“Essere giovane e non essere rivoluzionario è una contraddizione perfino biologica”. Salvador Allende
Stipendi bassissimi a Pescara e il costo della vita e anche caro
La retribuzione annua lorda è di 18.656 euro, con 232,4 giornate lavorative medie all’anno e una retribuzione giornaliera di 80,78 euro
Continua il gap salariale tra il nord ed il sud del paese mentre il costo della vita (causa inflazione) continua a salire. Purtroppo la notizia ci riguarda da vicino perché è l’Abruzzo a rivelare salari da fame rispetto ai ‘colleghi’ settentrionali che, in media, percepiscono il 35% rispetto al meridione. A rilevarlo è uno studio della Cgia di Mestre che elabora dati Inps e Istat secondo la quale la differenza è dovuta alla maggiore produttivita’ del lavoro che al Nord, è del 34% superiore al dato del Sud. A livello regionale la retribuzione media annua lorda dei lavoratori dipendenti della Lombardia è pari a 28.354 euro, in Calabria, invece, ammonta a poco più della metà; ovvero 14.960 euro. Ma se nel primo caso la produttività del lavoro è pari a 45,7 euro per ora lavorata, nel secondo è di appena 29,7.
In Abruzzo la retribuzione annua lorda è di 18.772 euro, con 232,4 giornate lavorative medie all’anno e una retribuzione giornaliera di 80,78 euro. La media italiana è di 22.839 euro con 244,4 giornate medie di lavoro all’anno e 93,46 euro di retribuzione giornaliera. A livello provinciale, Chieti è la zona dove la retribuzione è più alta (55mo posto), con 19.837 euro all’anno e 83,63 euro di retribuzione media giornaliera. A seguire L’Aquila (62mo posto) con 18.790 euro all’anno 80,76 euro di media al giorno e Pescara (64mo posto) con 18.656 euro all’anno e 80,60 euro al giorno. Infine Teramo (75mo posto) con 17.463 euro all’anno e 77,04 euro al giorno.

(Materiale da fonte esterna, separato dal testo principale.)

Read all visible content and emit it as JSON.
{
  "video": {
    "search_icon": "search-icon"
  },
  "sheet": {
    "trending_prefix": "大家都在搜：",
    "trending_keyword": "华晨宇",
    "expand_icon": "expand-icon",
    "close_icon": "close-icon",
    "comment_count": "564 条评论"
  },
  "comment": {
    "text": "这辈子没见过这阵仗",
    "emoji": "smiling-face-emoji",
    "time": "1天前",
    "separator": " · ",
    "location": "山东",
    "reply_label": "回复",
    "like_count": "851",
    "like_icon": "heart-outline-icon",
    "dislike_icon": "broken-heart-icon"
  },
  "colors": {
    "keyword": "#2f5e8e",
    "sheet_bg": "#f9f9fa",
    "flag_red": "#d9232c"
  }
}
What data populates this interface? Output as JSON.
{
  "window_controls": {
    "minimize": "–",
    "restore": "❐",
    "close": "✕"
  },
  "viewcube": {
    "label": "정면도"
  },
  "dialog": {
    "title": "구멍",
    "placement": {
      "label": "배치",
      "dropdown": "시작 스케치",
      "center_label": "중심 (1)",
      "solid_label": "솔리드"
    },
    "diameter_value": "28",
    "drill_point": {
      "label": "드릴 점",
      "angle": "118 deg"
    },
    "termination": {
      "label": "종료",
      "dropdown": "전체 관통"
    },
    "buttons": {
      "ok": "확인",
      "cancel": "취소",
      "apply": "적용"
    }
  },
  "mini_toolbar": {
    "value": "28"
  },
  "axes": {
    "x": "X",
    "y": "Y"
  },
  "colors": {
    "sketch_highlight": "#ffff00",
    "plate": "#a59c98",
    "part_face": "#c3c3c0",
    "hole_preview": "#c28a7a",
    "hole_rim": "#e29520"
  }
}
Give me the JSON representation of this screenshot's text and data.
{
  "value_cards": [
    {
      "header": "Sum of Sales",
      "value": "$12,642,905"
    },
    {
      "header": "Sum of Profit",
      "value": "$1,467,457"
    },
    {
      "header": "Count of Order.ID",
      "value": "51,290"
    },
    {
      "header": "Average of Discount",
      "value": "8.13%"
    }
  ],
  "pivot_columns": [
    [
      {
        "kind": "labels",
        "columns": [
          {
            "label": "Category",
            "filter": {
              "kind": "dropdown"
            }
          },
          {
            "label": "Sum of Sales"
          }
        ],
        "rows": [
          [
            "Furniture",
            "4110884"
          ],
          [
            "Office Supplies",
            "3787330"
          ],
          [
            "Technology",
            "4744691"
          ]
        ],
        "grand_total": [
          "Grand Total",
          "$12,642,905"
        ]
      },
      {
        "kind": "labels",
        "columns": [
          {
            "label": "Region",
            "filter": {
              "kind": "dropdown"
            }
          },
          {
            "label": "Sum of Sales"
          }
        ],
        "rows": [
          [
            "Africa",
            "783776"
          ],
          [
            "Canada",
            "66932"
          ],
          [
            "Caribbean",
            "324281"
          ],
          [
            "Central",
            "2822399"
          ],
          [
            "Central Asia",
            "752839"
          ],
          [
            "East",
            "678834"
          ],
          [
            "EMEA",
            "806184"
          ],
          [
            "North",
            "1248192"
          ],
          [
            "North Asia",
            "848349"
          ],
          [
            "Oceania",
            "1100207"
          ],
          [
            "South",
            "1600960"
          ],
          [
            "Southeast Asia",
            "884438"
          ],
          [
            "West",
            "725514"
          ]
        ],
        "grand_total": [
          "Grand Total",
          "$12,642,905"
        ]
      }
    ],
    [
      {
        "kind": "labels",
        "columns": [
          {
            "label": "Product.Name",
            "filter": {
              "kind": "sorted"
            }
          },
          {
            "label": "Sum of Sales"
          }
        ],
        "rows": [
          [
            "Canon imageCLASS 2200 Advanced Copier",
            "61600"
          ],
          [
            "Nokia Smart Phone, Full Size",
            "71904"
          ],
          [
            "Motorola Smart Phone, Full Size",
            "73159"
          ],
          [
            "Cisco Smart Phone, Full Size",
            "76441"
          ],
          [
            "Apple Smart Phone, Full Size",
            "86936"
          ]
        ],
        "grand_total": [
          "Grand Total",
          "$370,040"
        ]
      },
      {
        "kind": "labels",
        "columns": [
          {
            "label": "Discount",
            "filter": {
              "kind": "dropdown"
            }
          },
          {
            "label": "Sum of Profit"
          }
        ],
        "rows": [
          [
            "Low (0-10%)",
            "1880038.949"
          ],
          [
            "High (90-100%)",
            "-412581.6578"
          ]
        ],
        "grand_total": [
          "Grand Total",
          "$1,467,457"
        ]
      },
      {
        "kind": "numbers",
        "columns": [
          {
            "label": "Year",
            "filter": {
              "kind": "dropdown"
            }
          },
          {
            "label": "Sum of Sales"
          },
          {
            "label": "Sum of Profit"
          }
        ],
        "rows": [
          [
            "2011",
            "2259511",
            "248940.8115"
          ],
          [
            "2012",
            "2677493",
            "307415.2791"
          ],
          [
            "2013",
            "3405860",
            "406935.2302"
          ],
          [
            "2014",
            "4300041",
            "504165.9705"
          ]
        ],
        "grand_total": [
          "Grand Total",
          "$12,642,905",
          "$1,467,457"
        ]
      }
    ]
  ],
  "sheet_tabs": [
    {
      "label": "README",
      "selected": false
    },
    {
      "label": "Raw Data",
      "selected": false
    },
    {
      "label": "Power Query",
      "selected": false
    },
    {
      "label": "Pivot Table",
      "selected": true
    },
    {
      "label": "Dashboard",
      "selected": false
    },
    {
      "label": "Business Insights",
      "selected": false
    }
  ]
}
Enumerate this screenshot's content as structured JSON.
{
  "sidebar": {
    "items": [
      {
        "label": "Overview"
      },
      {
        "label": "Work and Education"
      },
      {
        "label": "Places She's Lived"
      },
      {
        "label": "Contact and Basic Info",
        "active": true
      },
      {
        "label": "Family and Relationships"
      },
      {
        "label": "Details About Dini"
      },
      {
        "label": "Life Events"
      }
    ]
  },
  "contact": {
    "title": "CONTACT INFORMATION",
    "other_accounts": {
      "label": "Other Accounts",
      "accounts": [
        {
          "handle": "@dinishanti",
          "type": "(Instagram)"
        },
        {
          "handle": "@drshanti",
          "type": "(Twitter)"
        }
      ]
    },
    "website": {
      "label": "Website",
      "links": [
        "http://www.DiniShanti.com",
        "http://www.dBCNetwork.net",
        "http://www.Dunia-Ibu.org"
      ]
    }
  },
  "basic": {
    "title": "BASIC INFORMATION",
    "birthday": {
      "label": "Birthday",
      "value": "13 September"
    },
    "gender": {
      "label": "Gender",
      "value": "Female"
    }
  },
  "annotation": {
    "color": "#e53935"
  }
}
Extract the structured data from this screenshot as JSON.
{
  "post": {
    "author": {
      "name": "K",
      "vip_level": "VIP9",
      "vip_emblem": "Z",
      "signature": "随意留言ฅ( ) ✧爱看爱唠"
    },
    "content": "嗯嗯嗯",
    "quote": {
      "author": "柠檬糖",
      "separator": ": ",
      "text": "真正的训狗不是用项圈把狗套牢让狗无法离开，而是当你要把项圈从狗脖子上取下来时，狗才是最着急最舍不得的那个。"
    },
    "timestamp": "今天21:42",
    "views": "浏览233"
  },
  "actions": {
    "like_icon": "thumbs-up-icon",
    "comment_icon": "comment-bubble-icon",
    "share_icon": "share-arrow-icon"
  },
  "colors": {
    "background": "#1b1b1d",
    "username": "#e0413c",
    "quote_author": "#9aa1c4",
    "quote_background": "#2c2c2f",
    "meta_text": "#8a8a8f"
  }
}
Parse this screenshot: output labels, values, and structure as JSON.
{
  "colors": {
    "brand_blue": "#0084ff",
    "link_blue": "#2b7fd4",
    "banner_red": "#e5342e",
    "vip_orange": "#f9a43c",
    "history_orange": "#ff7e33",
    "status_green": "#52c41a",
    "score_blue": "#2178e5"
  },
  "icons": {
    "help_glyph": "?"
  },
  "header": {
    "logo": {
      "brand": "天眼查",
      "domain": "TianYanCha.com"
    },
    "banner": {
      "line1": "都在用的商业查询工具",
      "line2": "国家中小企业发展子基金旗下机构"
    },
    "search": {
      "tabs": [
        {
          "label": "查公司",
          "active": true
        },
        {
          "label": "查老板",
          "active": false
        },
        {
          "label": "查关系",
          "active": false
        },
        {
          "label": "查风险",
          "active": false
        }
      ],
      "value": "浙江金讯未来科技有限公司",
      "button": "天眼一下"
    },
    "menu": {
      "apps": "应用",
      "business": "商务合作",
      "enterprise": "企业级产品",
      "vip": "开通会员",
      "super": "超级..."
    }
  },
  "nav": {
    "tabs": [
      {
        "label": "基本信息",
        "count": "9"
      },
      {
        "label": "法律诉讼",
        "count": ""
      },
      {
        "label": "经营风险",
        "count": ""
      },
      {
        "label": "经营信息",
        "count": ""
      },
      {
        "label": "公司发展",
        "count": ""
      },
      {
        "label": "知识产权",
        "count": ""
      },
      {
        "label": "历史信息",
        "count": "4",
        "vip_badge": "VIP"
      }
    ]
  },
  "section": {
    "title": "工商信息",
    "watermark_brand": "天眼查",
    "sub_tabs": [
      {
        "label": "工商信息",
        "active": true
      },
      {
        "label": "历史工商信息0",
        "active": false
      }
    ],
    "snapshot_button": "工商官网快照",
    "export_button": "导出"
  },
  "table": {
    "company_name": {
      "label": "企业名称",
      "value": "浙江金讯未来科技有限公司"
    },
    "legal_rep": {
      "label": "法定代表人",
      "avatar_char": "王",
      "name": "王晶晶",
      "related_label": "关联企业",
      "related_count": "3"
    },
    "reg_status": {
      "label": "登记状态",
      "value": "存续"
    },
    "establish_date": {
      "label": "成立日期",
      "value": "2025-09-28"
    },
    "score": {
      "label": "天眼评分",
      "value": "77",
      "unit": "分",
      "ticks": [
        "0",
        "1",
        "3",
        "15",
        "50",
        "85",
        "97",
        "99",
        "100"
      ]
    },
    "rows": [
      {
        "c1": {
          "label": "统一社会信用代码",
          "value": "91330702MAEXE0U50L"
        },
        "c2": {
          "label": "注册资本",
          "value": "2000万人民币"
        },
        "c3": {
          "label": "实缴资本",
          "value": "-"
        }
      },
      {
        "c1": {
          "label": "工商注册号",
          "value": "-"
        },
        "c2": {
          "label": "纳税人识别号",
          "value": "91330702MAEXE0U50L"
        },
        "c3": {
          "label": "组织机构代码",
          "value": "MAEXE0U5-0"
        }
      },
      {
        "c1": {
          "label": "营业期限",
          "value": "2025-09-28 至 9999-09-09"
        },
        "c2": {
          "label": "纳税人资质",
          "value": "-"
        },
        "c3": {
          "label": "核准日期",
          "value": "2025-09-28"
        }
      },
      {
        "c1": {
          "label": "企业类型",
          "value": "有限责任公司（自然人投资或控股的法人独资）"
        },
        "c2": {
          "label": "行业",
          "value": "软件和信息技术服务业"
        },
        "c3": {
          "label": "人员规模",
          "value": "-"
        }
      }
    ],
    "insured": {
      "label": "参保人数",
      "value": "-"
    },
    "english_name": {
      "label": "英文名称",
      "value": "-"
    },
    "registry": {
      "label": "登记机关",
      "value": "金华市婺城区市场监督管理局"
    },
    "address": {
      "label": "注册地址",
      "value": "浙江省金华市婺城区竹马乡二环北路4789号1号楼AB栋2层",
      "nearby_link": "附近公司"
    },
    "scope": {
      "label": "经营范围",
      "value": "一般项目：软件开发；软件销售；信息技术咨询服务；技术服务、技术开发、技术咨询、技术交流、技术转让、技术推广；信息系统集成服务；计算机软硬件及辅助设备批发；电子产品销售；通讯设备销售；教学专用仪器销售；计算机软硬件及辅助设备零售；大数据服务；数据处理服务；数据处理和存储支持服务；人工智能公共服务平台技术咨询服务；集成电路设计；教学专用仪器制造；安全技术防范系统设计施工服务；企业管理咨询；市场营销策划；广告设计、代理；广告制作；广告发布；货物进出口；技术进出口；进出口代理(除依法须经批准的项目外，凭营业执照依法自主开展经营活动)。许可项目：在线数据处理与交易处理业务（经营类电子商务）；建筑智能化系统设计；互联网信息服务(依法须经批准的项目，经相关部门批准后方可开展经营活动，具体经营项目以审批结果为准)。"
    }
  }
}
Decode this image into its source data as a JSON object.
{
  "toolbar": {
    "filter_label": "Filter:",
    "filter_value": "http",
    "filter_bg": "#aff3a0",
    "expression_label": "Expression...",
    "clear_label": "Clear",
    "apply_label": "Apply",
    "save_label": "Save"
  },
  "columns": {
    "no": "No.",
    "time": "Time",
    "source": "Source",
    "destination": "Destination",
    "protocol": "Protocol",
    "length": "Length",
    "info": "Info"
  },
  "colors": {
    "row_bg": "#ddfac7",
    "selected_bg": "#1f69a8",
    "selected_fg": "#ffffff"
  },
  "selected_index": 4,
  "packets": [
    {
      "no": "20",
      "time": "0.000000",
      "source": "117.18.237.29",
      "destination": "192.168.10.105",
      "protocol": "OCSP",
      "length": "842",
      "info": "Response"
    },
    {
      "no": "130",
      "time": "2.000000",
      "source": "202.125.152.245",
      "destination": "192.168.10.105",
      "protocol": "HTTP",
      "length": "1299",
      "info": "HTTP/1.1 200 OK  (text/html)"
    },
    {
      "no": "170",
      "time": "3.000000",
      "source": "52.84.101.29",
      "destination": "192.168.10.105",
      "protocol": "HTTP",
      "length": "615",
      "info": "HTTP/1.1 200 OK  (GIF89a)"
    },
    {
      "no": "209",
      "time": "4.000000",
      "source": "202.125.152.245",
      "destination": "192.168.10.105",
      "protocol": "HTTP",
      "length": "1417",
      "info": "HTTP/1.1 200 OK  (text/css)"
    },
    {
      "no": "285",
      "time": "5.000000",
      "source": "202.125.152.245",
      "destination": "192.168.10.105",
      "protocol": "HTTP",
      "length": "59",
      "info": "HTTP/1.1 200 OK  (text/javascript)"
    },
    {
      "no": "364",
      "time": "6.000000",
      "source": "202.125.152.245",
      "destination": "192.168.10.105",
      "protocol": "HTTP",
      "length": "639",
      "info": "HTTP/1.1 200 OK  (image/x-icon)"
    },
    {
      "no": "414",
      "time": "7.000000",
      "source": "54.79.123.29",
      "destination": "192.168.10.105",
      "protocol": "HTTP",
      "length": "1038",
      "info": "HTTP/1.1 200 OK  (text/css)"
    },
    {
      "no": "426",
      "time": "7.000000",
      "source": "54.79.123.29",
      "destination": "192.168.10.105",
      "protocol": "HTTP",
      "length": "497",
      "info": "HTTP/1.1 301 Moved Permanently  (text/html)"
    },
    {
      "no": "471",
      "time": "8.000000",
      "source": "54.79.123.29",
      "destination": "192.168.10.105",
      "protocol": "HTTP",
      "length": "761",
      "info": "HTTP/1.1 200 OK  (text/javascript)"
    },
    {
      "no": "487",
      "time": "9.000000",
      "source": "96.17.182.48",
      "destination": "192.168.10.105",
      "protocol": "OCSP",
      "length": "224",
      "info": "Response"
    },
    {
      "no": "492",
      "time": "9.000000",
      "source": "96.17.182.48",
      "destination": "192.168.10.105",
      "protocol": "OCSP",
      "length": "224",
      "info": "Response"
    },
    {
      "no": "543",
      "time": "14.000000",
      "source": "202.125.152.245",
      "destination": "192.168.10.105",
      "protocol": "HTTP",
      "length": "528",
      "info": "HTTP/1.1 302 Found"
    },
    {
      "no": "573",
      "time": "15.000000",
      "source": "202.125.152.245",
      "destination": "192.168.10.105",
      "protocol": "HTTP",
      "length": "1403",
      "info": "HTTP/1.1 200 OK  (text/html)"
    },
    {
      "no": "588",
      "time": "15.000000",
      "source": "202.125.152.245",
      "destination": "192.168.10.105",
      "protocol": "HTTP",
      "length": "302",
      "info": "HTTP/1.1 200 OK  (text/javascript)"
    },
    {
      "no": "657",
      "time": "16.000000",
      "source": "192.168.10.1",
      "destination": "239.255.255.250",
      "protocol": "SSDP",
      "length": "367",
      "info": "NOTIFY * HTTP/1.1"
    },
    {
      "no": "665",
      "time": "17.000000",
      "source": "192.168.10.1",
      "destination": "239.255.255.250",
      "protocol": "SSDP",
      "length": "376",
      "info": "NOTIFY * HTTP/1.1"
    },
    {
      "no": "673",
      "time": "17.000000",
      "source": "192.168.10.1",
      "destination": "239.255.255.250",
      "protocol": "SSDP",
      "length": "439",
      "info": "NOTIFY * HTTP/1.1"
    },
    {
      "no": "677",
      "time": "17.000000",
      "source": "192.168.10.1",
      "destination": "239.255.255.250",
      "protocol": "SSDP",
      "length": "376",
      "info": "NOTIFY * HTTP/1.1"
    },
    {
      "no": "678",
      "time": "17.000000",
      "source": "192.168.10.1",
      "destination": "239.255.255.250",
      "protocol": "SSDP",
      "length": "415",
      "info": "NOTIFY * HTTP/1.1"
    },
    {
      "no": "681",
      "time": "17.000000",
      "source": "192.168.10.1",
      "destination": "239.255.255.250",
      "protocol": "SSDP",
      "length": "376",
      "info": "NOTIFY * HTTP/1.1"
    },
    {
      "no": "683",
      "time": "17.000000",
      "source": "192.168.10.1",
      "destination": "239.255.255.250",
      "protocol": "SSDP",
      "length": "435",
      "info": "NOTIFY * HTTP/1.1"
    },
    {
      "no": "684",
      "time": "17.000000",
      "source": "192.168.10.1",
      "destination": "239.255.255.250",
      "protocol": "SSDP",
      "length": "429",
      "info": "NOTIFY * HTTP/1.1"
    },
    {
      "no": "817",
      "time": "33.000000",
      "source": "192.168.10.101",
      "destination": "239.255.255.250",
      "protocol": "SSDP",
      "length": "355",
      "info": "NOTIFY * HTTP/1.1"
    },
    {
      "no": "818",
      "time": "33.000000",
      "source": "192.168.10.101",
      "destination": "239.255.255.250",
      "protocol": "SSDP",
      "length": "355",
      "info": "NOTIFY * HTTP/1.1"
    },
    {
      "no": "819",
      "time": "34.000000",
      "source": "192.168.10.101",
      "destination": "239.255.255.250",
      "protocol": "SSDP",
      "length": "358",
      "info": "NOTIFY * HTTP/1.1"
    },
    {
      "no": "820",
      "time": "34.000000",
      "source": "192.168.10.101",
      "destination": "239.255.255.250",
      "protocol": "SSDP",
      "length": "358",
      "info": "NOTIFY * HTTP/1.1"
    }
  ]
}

Lo studio, ripropone, spiega la Cgia, la questione degli squilibri retributivi presenti tra le diverse aree d’Italia, in particolare tra Nord e Sud, ma molto evidente anche quelli tra le aree urbane e quelle rurali. Tema che le parti sociali hanno tentato di risolvere, dopo l’abolizione delle cosiddette gabbie salariali avvenuta nei primi anni ’70 del secolo scorso, attraverso l’impiego del contratto collettivo nazionale del lavoro. L’applicazione, però, ha prodotto solo in parte, per la Cgia, gli effetti sperati. Le disuguaglianze salariali tra le ripartizioni geografiche sono rimaste e in molti casi sono addirittura aumentate, perché nel settore privato le multinazionali, le utilities, le imprese medio-grandi, le società finanziarie/assicurative/bancarie che – tendenzialmente riconoscono ai propri dipendenti stipendi molto più elevati della media – sono ubicate prevalentemente nelle aree metropolitane del Nord. Le tipologie di queste aziende dispongono anche di una quota di personale con qualifiche professionali sul totale molto elevata (manager, dirigenti, quadri, tecnici), con livelli di istruzione alti a cui va corrisposto uno stipendio importante. Infine, non va nemmeno dimenticato che il lavoro irregolare, molto diffuso nel Mezzogiorno, da sempre provoca un abbassamento dei salari contrattualizzati dei settori che tradizionalmente sono investiti da questa piaga sociale (agricoltura, servizi alla persona, commercio).